Aleksandra Fedorova píše v Po 27. 05. 2013 v 12:13 +0400:
Hi,
I've just come back from the Linux Tag and there are some ideas I want
to share. As I am new to this list and to the whole Fedora Events
thing, I am not sure if you've discussed them already, so feel free to
direct me to some old threads.
It seems for me that the swag we had in a booth is targeted more to
the Fedora users then to outsiders.
I mean buttons and stickers are cool, but they have no content, no
information, only Fedora logo. They create the point of attraction,
give you the reason to come closer, but they are not the conversation
starters, since they don't give you the reason to ask something.

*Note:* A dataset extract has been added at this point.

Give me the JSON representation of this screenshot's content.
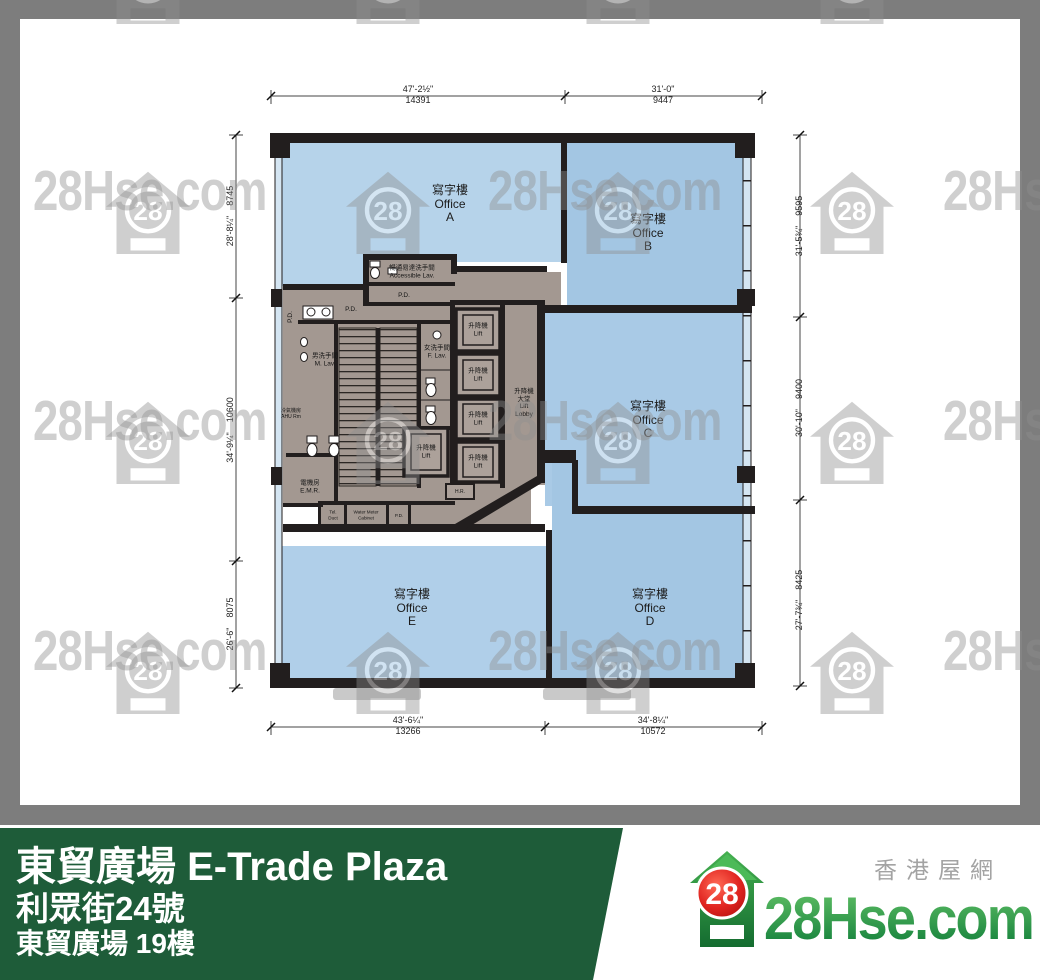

Thus, maybe we can get some printed material as well? And not the
general stuff like Fedora is about Freedom, but more specific.
For example:
* current Fedora Features list - this might be Release Notes, or (and
I think it's better) - some Accepted Features list for the next
release with very short explanation. Several people asked me what's
new in F19. And it would be great to have a list and to point in some
features and discuss them with more details.
* checklist on how to become "Fedora <smth>"
Starting from very simple "Fedora User checklist"
- get it (link)
- boot it (link)
- run it (link)
to "Fedora Packager checklist" and "Fedora Translator checklist"
and
so on. There shouldn't be detailed instructions, since the full info
is on wiki pages. But short overview of the process, so people would
get the general idea, and become interested.
* cheat cubes [1]
3d-printed cubes are the coolest :) but cheat cubes are also funny.
And I would add QR-code with the link on the source PDF-file to it.
Thus you can build your cube, then go home, download the source file
and build more.
The main idea is to make these things short and catchy, as you don't
need the whole booklet full of buzzwords, which no one ever reads. It
could be something halfpage or quarter page size, but should make you
wonder and ask, what it is all about.
[1]
http://fedoraproject.org/wiki/Marketing_collateral#Fedora_Cheat_Cubes
Fliers are a good idea and I've been thinking about them for a while.
But recently I've been busy producing swag than preparing new ones.
Some general flier that would briefly say what Fedora is, what Fedora
offers to users, and how to get it would be very useful.
DVD sleeves have no information about what Fedora is, they just contain
installation instructions and legal information. And at the booth, you
don't have time to explain the basic info to everyone. At LinuxTag, it
was sometimes really crowded.
At the end of the last year, we were discussing Fedora fliers for
developers in different languages that would say why Fedora is good for
developing in their language, what tools it offers, very briefly how to
set up a development environment. It'd be very useful at conferences
such as PyCon. I offered to arrange cooperation with RHT maintainers of
language packages. But the whole project never took off because no one
really assign themselves to it and push it.
It was a thing I wanted to work on in my free time at Flock, but if
anyone is willing to start it earlier, I'll be happy to help.